Fin avril 2026, l’Éthiopie franchit une nouvelle étape dans la libéralisation de son économie. La banque centrale a dévoilé un projet de loi visant à ouvrir le secteur des assurances aux investisseurs étrangers, tout en encadrant strictement leur participation.
Porté par la National Bank of Ethiopia, le projet de loi baptisé «Draft Insurance Proclamation» autorise désormais les acteurs étrangers à investir dans le secteur des assurances. Ceux-ci pourront créer des filiales, prendre des participations dans des compagnies locales ou encore établir des bureaux de représentation.
Cette ouverture marque un tournant pour un marché longtemps resté fermé, dans un pays de plus de 120 millions d’habitants en quête de diversification économique.

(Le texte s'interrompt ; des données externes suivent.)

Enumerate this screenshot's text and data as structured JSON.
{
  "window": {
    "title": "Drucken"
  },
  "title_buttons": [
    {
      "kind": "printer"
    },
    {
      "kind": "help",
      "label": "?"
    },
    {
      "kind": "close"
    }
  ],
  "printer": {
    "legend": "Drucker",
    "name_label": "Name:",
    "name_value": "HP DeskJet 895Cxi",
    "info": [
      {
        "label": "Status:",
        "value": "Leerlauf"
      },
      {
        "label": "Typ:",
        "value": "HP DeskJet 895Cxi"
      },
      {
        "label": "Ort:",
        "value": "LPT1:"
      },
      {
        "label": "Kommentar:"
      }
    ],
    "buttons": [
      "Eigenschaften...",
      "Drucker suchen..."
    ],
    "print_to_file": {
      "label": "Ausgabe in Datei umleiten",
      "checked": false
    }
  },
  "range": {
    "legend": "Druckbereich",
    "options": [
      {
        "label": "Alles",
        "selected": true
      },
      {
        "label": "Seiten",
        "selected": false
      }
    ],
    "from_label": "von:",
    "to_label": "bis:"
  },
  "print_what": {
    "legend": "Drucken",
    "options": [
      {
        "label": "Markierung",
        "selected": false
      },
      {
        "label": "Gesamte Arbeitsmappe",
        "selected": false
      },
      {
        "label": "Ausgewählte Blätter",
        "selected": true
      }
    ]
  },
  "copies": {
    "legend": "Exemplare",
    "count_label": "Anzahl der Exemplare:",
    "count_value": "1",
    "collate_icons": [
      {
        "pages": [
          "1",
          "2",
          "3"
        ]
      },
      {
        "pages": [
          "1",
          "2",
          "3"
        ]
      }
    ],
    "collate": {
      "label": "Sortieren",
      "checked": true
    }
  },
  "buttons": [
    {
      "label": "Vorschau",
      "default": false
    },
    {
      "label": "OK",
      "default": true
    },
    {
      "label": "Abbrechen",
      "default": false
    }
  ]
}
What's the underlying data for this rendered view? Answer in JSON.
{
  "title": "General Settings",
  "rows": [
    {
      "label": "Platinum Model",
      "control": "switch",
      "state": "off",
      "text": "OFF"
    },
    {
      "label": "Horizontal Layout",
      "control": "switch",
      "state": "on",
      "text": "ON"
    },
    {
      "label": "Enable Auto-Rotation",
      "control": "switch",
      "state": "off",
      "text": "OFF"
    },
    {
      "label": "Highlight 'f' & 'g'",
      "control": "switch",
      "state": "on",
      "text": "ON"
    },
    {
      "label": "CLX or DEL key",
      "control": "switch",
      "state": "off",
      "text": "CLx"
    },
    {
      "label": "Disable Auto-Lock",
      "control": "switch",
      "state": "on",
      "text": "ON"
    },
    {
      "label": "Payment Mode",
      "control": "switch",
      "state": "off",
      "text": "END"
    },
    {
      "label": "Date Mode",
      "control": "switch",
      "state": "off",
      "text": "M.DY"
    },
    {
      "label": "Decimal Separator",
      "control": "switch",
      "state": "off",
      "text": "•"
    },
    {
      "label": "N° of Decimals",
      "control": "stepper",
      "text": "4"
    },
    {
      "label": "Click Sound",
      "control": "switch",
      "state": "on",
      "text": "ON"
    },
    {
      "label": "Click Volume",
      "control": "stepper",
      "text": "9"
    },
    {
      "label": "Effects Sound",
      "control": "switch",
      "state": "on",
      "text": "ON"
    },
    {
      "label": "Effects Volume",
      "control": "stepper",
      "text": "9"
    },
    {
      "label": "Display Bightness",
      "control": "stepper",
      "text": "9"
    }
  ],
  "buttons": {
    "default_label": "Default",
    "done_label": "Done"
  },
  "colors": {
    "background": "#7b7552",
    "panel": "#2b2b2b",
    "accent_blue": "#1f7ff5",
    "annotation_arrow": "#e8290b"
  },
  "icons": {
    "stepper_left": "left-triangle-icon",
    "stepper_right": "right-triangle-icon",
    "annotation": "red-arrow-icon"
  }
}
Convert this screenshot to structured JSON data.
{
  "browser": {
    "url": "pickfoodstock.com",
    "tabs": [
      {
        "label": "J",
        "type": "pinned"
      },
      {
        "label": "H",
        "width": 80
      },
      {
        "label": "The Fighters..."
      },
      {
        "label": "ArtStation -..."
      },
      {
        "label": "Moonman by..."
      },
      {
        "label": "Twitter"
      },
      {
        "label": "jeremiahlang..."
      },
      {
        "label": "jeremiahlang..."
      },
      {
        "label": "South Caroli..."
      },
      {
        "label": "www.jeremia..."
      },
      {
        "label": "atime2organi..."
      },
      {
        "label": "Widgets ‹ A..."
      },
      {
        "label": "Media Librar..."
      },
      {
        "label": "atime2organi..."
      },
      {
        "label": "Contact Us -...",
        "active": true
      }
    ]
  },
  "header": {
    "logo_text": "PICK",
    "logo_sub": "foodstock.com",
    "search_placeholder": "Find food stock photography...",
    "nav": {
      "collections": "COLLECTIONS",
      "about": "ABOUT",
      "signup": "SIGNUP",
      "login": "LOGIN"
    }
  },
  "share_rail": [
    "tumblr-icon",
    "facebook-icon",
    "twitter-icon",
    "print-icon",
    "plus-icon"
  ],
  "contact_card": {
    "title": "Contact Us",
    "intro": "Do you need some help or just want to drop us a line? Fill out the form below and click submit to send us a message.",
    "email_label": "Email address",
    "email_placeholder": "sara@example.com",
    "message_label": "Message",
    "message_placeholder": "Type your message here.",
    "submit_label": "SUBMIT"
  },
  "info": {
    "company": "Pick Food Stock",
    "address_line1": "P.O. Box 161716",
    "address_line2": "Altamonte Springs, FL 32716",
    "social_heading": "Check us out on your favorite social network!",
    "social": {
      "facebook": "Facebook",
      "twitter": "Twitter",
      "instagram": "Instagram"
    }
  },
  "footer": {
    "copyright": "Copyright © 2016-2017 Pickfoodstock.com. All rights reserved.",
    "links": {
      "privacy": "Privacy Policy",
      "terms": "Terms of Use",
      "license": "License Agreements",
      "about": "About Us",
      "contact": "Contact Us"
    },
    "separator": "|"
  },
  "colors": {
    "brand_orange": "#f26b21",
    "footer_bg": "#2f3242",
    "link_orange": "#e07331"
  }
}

Des garde-fous pour préserver les intérêts nationaux
Malgré cette libéralisation, les autorités éthiopiennes entendent conserver le contrôle stratégique du secteur. Le texte prévoit ainsi que les investisseurs étrangers stratégiques ne pourront pas détenir plus de 40 % du capital d’un assureur local déjà existant.
De manière plus globale, la participation étrangère totale — incluant les investisseurs indirects — est plafonnée à 49 %. Ces limitations visent à garantir un équilibre entre ouverture aux capitaux internationaux et protection des acteurs nationaux.
Les détenteurs des capitaux devront se conformer aux règles encadrant les investissements directs étrangers, notamment en matière de devises. Le projet prévoit également la possibilité de rapatrier les revenus — dividendes, salaires ou produits de cession — dans le respect de la réglementation en vigueur.
L’Ethiopian Insurance Regulatory Authority disposera par ailleurs de larges prérogatives pour encadrer le secteur : conditions d’octroi de licences, exigences en capital, normes de gouvernance ou encore critères d’aptitude des dirigeants.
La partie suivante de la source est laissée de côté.